Liverpool are finally set to get their man. Three years after seeing Jose Mourinho sweet-talk Mohamed Salah into rejecting the Reds for Chelsea, the Egypt international is belatedly ready to a move to Anfield.
The fee has yet to be agreed, though, and Liverpool must avoid making the same mistake they made in January 2014.
At the time, Salah was the most exciting player in a Basel side that had repeatedly held their own against English opposition in European competition. Liverpool had opened talks with their Swiss counterparts in October 2013 but were reluctant to meet the asking price of £11 million.
"Negotiations took a long time because Basel rejected more than one offer," Salah explained in April 2016. "They felt the transfer fee was not that high.

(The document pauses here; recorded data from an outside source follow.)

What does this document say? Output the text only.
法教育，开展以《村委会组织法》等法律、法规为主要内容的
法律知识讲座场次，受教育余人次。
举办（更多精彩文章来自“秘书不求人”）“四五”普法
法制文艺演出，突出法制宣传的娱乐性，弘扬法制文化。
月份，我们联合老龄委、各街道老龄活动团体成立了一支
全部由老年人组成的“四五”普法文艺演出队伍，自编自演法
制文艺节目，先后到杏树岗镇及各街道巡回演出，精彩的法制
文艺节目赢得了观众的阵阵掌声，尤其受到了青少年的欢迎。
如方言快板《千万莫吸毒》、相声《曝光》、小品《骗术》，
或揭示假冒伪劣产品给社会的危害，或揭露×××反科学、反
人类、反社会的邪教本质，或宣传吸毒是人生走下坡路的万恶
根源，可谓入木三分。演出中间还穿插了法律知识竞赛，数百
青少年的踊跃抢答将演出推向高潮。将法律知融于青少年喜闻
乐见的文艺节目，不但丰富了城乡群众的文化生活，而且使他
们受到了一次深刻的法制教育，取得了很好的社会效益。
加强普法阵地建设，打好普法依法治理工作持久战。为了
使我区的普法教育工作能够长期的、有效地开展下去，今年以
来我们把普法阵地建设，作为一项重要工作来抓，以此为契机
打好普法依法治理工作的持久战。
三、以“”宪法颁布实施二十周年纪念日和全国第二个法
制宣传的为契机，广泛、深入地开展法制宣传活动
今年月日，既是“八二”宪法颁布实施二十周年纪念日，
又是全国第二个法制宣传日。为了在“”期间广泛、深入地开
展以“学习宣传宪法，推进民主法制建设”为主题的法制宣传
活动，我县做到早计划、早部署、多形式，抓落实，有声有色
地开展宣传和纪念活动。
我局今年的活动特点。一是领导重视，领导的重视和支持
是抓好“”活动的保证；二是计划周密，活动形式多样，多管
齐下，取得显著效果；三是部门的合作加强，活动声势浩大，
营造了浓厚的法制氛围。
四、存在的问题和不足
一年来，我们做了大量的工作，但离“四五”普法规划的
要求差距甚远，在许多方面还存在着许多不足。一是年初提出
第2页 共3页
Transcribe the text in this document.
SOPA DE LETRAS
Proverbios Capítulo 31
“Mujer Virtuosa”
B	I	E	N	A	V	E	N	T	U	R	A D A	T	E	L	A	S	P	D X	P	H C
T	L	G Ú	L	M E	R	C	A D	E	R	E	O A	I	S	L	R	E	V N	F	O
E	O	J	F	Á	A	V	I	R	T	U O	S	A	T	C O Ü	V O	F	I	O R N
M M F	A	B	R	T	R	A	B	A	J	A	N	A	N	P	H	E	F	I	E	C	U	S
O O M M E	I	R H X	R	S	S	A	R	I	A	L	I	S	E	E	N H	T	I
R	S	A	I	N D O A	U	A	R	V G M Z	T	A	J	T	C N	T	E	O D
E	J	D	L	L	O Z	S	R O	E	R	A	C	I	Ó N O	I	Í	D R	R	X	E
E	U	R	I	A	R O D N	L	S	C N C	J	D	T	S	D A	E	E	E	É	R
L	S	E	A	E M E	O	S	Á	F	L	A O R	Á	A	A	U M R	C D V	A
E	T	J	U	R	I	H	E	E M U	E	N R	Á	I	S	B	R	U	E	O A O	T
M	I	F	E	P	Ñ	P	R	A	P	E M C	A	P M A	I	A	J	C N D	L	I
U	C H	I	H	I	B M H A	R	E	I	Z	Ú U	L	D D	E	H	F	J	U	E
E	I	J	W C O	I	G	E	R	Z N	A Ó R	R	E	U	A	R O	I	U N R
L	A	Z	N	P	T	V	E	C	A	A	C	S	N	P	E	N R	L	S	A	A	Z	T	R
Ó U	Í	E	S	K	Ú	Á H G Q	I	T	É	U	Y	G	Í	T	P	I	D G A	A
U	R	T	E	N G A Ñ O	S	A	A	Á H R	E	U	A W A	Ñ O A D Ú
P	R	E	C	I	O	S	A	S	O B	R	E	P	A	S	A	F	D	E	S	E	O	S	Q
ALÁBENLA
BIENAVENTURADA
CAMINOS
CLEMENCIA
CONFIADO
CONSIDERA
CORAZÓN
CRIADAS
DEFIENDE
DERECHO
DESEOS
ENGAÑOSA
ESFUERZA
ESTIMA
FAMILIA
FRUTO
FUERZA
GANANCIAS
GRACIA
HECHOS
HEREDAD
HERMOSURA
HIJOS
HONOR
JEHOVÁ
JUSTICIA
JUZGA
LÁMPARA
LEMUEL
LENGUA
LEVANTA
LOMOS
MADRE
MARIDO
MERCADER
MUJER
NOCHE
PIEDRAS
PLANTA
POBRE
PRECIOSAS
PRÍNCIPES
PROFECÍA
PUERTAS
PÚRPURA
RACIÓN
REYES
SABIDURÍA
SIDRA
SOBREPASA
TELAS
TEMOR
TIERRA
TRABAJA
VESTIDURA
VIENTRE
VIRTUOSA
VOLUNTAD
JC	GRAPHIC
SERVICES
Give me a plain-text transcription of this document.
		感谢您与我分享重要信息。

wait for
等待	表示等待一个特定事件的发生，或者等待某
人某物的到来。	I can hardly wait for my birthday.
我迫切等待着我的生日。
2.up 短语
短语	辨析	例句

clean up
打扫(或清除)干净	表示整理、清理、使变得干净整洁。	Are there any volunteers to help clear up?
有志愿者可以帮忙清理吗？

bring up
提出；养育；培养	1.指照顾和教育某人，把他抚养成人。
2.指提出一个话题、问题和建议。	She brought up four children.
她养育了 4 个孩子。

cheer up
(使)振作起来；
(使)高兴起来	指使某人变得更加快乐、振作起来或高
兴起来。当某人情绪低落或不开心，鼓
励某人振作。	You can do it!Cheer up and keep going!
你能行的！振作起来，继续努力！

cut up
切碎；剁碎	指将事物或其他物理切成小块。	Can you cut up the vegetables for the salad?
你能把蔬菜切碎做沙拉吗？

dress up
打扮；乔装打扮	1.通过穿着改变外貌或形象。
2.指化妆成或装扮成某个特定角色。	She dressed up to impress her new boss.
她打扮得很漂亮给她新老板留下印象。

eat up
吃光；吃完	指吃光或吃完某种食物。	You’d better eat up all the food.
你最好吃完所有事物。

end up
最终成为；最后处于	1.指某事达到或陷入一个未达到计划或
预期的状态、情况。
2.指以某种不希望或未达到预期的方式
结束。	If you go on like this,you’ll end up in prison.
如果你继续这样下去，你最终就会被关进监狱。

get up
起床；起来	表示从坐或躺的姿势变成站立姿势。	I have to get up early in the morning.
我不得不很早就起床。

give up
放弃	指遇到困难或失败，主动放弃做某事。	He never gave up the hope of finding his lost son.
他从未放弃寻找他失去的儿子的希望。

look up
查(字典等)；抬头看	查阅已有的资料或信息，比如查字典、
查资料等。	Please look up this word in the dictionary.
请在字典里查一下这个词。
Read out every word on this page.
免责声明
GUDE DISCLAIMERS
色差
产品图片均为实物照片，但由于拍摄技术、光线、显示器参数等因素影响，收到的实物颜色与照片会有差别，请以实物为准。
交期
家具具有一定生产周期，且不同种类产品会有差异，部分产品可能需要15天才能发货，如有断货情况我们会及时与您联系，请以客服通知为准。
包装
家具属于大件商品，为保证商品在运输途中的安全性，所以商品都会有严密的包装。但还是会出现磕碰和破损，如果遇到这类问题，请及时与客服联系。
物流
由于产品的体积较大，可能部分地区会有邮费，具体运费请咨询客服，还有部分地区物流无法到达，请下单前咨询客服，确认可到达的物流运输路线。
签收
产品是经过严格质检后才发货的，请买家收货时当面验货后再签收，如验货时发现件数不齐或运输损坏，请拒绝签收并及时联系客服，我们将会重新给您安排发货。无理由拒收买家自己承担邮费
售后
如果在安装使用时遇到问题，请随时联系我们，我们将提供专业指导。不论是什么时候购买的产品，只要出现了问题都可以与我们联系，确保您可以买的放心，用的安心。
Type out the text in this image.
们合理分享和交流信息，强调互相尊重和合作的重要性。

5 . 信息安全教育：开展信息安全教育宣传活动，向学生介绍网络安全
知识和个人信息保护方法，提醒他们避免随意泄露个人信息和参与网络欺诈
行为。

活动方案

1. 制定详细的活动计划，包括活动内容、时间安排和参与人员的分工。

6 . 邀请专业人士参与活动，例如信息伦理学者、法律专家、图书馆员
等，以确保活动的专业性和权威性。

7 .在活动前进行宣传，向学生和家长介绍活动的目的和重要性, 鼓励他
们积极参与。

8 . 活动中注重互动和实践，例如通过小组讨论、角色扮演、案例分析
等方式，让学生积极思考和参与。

"I was waiting for Liverpool [to agree terms with Basel] because I really like Liverpool. I was eager to join them.
"But then I received a phone call from Mourinho and that changed everything.
"He explained the situation to me and told me that he needed me at Chelsea. Mourinho told me that he thought I was a good player and that he wanted me to pick Chelsea."
Salah obliged, and joined the Blues on January 23. Mourinho had seen first-hand just how effective the Basyoun native could be, with Salah having scored in both of Basel's Champions League group-stage wins over Chelsea that very season.
However, the forward spent the majority of his first six weeks in west London sitting on the bench. Two goals in three appearances, against Arsenal and Stoke, looked to have kick-started his career but his campaign petered out.
For the first half of the 2014-15 season, he struggled to even make the bench, seeing just 30 minutes of game time in the Premier League before being loaned to Fiorentina.
Salah was reborn in Florence, though, taking Serie A by storm with six goals and three assists in 16 games, as well as playing a pivotal role in the Viola's run to the semi-finals of the Europa League.
He had essentially been a makeweight in the deal that saw Juan Cuadrado leave Fiorentina for Chelsea and, after watching the Egyptian turn in a scintillating display against Tottenham, then coach Vincenzo Montella was asked who got the better deal.
"We got €30m and Salah - I think it's worked out okay for us," he said, smiling.
Joy would soon turn to frustration in Tuscany, though. Fiorentina thought that they had Salah under contract for another 12 months. Chelsea and Roma had other ideas, though, with Salah instead being loaned to the capital club for an initial fee of €5m.
Salah continued to shine at the Stadio Olimpico, where he racked up 14 goals and eight assists in 34 games, and it came as no surprise when the Giallorossi paid an additional €15m to acquire him outright last summer.
It has proven money very well spent, with Salah proving even more influential during the 2016-17 campaign, with 15 goals and 11 assists.
There will be some Liverpool fans wondering if £40m (€40m) is really good business for a player who failed to make the grade at Chelsea but Salah has grown and his game has developed in the interim.
His time at Stamford Bridge was a chastening experience but he learned from it.
"It was a key moment in my career and my life. I was young, and suddenly I was alongside one of the best tacticians in the world [Mourinho], with exceptional players," Salah said in January of this year.
"I didn't play much, it's true, and I was not necessarily happy. I wanted to show what I was capable of. I was sad not to be able to do that.
"In spite of everything, I had a very good relationship with Mourinho."
Salah should now prove an excellent addition to a Liverpool squad that was shown to be desperately short on pace whenever Sadio Mane was unavailable for selection last season.
While he is not quite as quick as his fellow African, Salah is a direct, dynamic attacker with an eye for both a pass and a goal.
Not one of Mane, Philippe Coutinho or Roberto Firmino scored more goals or racked up more assists than Salah last season. The Egyptian also made more fast breaks (3) than the trio combined (2), underlining that he will only make Liverpool even more deadly on the counter-attack.
Manager Jurgen Klopp will expect more from him from a defensive perspective but his defensive stats from last season (113 recoveries and 26 tackles made, with a success rate of 84.62 per cent) show that he is not afraid to put himself about.
Indeed, it is worth pointing out that even the equally demanding Mourinho never faulted Salah for his work-rate or attitude at Chelsea, and was happy when he moved to Roma in July 2015.
"He's a good boy and a good player," he said in July 2015. "He just needs more top-level football."
He got that in Italy and it has made all the difference. Roma did not want to sell Salah but have been forced into doing so in order to adhere to UEFA's Financial Fair Player regulations. As a result, they will drive a hard bargain.
However, from Liverpool's perspective, Salah should prove both worth the money - and the wait.